The 7 Stages of Systematic Backtesting

Stage 1: Hypothesis Definition

  • Action: Clearly define the strategy's logic, the underlying inefficiency it exploits, and the expected behavior.
  • Example: "Hypothesis: Stocks that gap down on high volume but close in the upper 50% of their daily range tend to mean-revert over the next 1-3 days."
  • Output: A clear, one-sentence hypothesis.

Stage 2: Initial Backtest

  • Action: Run a single backtest using a baseline set of parameters on in-sample data.
  • Goal: Sanity check. Does the idea show any promise at all?
  • Tool: einstein-research-backtest-engine
  • Output: Initial performance metrics (Sharpe, Max Drawdown, CAGR).

Stage 3: Parameter Robustness Testing

  • Action: Vary the strategy's key parameters across a logical range.
  • Example: For a moving average crossover, test 20/50, 25/60, 15/45, etc.
  • Goal: Check for a "plateau" of profitability. A good strategy works across a range of parameters, not just one magic number. A single peak is a major red flag for overfitting.
  • Output: A heatmap or table showing performance across parameter variations.

Stage 4: Out-of-Sample (OOS) Testing

  • Action: Test the best parameter plateau from Stage 3 on a separate, unseen dataset (e.g., a different time period).
  • Goal: Verify that the strategy's edge is not specific to the in-sample data.
  • Rule: If performance degrades significantly (>30%) on OOS data, the strategy is likely overfit. Go back to Stage 1.
  • Output: Comparison of In-Sample vs. Out-of-Sample performance metrics.

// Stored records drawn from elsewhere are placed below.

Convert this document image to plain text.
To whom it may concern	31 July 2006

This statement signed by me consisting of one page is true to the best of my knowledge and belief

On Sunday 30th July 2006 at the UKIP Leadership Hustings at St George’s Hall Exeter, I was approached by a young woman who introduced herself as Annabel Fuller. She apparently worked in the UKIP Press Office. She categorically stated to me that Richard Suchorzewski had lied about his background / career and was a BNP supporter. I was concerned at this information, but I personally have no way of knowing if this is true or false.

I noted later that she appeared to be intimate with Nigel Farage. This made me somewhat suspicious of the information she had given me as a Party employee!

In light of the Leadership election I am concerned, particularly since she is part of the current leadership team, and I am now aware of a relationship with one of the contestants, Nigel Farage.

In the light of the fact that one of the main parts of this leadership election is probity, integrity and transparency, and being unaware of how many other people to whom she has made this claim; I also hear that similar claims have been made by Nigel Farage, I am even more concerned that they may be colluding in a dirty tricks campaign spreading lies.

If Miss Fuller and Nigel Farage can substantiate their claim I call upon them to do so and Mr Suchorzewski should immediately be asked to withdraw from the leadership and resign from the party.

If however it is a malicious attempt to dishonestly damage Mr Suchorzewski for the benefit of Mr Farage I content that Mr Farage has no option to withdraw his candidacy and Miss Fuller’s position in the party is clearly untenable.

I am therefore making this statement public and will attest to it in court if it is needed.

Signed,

Stage 5: Monte Carlo Simulation

  • Action: Resample the trade history thousands of times to simulate different possible sequences of returns.
  • Goal: Stress-test the strategy's path dependency and assess the probability of hitting a certain drawdown.
  • Example: "What is the probability of a >30% drawdown over a 5-year period?"
  • Output: Distribution of potential outcomes, probability of ruin, expected max drawdown.

Stage 6: Slippage and Commission Modeling

  • Action: Re-run the backtest with realistic transaction costs (e.g., 0.05% per trade for slippage + commissions).
  • Goal: Ensure the strategy's edge is not consumed by trading friction. High-frequency strategies are particularly sensitive to this.
  • Rule: If the strategy is not profitable after costs, it has no real-world edge.
  • Output: Net performance metrics after costs.

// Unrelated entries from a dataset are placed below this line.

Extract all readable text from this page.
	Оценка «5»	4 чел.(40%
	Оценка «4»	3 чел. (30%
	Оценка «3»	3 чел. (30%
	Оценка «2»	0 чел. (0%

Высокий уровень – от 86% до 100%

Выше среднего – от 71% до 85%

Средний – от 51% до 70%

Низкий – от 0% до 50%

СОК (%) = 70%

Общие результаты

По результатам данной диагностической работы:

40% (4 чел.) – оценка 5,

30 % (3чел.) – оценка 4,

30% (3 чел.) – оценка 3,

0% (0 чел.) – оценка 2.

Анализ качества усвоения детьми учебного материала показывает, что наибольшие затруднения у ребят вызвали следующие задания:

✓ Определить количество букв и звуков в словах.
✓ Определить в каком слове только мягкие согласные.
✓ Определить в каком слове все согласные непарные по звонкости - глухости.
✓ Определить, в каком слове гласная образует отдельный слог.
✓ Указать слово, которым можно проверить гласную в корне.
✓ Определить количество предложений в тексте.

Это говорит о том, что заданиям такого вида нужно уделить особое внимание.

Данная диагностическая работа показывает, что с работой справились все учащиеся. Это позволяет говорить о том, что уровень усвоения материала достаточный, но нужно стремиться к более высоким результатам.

Stage 7: Walk-Forward Optimization

  • Action: A more advanced form of OOS testing. Optimize parameters on a rolling window of data, then test on the subsequent window.
  • Example: Optimize on 2020-2022 data, test on 2023. Then, optimize on 2021-2023 data, test on 2024.
  • Goal: Simulate how the strategy would have been adapted and traded in real-time. This is the gold standard for avoiding lookahead bias.
  • Output: A series of OOS performance reports, stitched together to form an equity curve.

Common Biases to Avoid

  • Lookahead Bias: Using information that would not have been available at the time of the trade (e.g., using closing prices to make a decision at the open).
  • Survivorship Bias: Using a dataset that excludes companies that have gone bankrupt or been delisted. Always use a high-quality, survivorship-bias-free dataset.
  • Overfitting (Curve-Fitting): Finding a complex set of rules and parameters that perfectly fits historical data but fails on new data. Parameter robustness testing is the primary defense.
  • Data Snooping: Repeatedly testing different hypotheses on the same dataset until one looks good by random chance.

Final Assessment

A strategy is considered potentially viable for live trading only if it passes all 7 stages:

  1. Clear hypothesis.
  2. Shows initial promise.
  3. Profitable across a plateau of parameters.
  4. Performs well on out-of-sample data.
  5. Survives Monte Carlo stress tests.
  6. Profitable after costs.
  7. Generates a positive walk-forward equity curve.

If a strategy fails at any stage, it is considered invalid, and the process should restart from Stage 1 with a new or revised hypothesis.